LONDON.- An archive containing hundreds of stage costume designs by Sally Jacobs (1932-2020) are featured in
Chiswick Auctions Books and Works on Paper sale slated for May 24. One of the lots (Lot 161), which includes mixed-media designs for important stage Royal Shakespeare Company productions from the 1960s, is expected to sell for £18,000-£22,000 ($22,465-$27,460).
Jacobs worked at the Royal Shakespeare Company (RSC) from 1962-65 before moving to Los Angeles to produce designs for the Mark Taper Forum until 1982. Jacobs designs entered in the auction include those for the 26 costumes for the RSCs production of Love's Labours Lost in 1964 plus 15 designs for companys The Screens, directed the same year by Peter Brook. The 17 designs for the RSCs Don Gil of the Green Breeches, by Tirso de Molina, include those for renowned actors Diana Rigg and Glenda Jackson.
Jacobs career was innovative, wide-ranging and influential. Among the later designs in the collection (almost all are signed and dated) are those created for productions at the English National Opera and Royal Opera in the 1980s and 90s.
At Covent Garden in London, Jacobs followed her triumph on Turandot with another Serban production, Fidelio in 1986. She created the set as a vast dungeon which finally breaks open as Leonora rescues Florestan and sunlight floods the stage. All 25 stage designs for the production are part of the archive.

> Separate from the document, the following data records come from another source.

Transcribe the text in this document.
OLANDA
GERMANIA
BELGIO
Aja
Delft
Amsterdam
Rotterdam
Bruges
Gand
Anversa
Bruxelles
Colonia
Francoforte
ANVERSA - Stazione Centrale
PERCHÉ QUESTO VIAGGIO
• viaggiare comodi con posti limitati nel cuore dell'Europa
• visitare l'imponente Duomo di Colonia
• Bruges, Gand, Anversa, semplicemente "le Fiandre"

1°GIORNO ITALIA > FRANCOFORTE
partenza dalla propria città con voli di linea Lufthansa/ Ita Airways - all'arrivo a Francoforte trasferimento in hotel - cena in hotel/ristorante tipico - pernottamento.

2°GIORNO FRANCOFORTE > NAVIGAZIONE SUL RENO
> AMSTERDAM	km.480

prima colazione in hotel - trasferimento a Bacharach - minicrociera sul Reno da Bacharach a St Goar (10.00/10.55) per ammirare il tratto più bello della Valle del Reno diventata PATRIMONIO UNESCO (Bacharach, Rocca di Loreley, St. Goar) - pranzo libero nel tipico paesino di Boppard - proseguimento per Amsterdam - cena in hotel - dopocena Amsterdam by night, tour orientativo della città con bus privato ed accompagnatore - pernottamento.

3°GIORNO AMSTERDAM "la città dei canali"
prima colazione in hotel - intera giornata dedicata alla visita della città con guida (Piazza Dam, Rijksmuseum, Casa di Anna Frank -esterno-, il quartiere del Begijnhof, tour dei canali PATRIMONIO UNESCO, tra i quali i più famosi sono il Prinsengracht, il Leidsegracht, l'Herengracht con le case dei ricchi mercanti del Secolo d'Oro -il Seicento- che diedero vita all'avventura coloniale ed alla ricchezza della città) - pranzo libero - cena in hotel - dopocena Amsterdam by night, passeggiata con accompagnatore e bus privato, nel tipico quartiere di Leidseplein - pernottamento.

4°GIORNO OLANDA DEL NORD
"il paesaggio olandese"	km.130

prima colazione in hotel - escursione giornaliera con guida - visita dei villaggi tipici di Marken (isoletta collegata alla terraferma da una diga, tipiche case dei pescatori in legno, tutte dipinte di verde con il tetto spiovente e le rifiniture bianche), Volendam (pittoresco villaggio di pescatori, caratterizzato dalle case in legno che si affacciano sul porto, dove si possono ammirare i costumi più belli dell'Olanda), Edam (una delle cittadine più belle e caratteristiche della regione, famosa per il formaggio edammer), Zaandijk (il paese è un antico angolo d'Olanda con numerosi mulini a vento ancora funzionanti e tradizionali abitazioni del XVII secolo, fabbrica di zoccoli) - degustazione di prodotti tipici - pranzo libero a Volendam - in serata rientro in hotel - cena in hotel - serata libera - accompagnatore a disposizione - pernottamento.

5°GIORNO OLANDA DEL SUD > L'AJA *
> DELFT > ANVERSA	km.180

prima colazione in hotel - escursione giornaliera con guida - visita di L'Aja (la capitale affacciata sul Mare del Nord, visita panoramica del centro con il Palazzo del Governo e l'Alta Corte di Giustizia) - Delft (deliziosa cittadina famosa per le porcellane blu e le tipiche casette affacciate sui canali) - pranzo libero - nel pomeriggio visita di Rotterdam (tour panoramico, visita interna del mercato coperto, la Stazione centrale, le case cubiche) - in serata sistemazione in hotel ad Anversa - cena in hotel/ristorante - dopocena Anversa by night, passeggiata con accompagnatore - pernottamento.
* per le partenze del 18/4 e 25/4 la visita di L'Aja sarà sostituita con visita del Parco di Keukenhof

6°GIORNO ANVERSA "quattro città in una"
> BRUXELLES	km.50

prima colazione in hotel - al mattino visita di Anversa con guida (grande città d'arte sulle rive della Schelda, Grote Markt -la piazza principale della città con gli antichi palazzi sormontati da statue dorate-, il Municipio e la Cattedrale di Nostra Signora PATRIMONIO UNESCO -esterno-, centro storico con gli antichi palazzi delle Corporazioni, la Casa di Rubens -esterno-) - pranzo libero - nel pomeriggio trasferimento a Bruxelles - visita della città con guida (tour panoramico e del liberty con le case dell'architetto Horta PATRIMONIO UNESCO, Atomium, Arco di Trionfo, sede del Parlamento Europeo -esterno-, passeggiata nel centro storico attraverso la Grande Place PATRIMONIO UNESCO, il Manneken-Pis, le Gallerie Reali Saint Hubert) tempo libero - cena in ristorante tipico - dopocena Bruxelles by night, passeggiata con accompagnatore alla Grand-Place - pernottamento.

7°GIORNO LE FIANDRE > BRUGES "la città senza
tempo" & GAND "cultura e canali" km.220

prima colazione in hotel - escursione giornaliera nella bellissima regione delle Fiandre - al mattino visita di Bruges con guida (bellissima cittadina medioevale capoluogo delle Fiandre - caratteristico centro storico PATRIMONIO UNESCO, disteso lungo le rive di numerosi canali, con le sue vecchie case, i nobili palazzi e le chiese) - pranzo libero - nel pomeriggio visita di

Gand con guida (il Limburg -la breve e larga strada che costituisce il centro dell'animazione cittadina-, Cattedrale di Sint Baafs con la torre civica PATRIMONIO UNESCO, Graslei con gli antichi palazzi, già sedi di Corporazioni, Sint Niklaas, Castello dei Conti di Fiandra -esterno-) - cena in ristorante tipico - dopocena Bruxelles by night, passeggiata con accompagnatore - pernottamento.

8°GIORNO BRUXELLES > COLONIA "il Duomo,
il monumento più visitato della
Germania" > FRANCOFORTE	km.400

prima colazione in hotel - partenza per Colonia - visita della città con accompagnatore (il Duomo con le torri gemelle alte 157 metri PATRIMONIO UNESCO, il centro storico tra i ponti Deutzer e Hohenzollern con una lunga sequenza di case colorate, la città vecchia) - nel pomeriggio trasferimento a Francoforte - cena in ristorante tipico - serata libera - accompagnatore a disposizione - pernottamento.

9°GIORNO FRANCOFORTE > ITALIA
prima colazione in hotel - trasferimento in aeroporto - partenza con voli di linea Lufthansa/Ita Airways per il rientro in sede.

In a 1988 commission for the English National Opera she also created designs for the critically acclaimed Eugene Onegin, directed by Graham Vick. Fifty-one designs from that production are featured in the May 24 auction, as are the 31 designs for David Freemans 1996 version of Zimmermanns modern classic Die Soldaten.
Clive Moss, specialist at Chiswick Auctions, said Jacobs designs compare favorably to those held by such institutions as the Harvard Theatre Collection and Victoria & Albert Museum. The artworks in the present collection offer an insight into the costume design process behind landmark productions at the Royal Shakespeare Company and English National Opera. In Jacobs signature style, they colorfully depict an array of British acting royalty.